Wakil Ketua Komisi IV DPR RI, Panggah Susanto: Produktivitas Sawit Kunci Keberhasilan Program B40

Wakil Ketua Komisi IV DPR RI, Panggah Susanto, menyatakan peningkatan produktivitas sawit menjadi kunci utama agar kebijakan Mandatory B40 tidak mengganggu kebutuhan domestik seperti minyak goreng dan bahan baku industri.

BERITA

Arsad Ddin

27 Juni 2025
Bagikan :

Wakil Ketua Komisi IV DPR RI Fraksi Partai Golkar, Panggah Susanto (Foto: faksigolkar.com)

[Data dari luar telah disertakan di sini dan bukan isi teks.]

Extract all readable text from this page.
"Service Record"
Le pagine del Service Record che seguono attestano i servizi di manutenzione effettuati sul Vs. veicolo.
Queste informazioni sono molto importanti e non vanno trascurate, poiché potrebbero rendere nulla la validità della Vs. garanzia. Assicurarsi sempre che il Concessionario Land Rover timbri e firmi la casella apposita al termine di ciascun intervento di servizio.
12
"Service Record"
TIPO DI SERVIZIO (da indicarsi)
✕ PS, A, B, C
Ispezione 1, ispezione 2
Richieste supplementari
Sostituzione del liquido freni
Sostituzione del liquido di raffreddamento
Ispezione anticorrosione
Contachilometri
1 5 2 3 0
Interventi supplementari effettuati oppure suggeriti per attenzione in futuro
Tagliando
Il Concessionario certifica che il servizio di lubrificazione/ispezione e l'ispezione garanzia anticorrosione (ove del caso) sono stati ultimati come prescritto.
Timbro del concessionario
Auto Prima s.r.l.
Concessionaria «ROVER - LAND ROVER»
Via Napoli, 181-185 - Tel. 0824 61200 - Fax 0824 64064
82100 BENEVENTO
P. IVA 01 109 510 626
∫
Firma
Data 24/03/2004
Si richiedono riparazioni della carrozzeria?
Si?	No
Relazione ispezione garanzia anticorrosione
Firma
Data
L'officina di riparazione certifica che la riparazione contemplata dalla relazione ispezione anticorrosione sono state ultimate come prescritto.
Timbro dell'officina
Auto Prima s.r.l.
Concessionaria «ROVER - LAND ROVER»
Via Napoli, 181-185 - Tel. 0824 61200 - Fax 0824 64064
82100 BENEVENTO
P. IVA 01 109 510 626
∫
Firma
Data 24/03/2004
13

Jakarta, HAISAWIT – Pemerintah terus mendorong pemanfaatan energi terbarukan berbasis sawit melalui kebijakan Mandatory B40. Kebijakan ini dinilai berperan penting dalam memperkuat ketahanan energi nasional dan mengurangi ketergantungan terhadap impor bahan bakar minyak.

Wakil Ketua Komisi IV DPR RI, Panggah Susanto, mengingatkan bahwa peningkatan produktivitas perkebunan sawit menjadi faktor utama dalam menjaga kelangsungan program tersebut. Ia menekankan perlunya upaya serius dalam pengelolaan sumber daya sawit nasional.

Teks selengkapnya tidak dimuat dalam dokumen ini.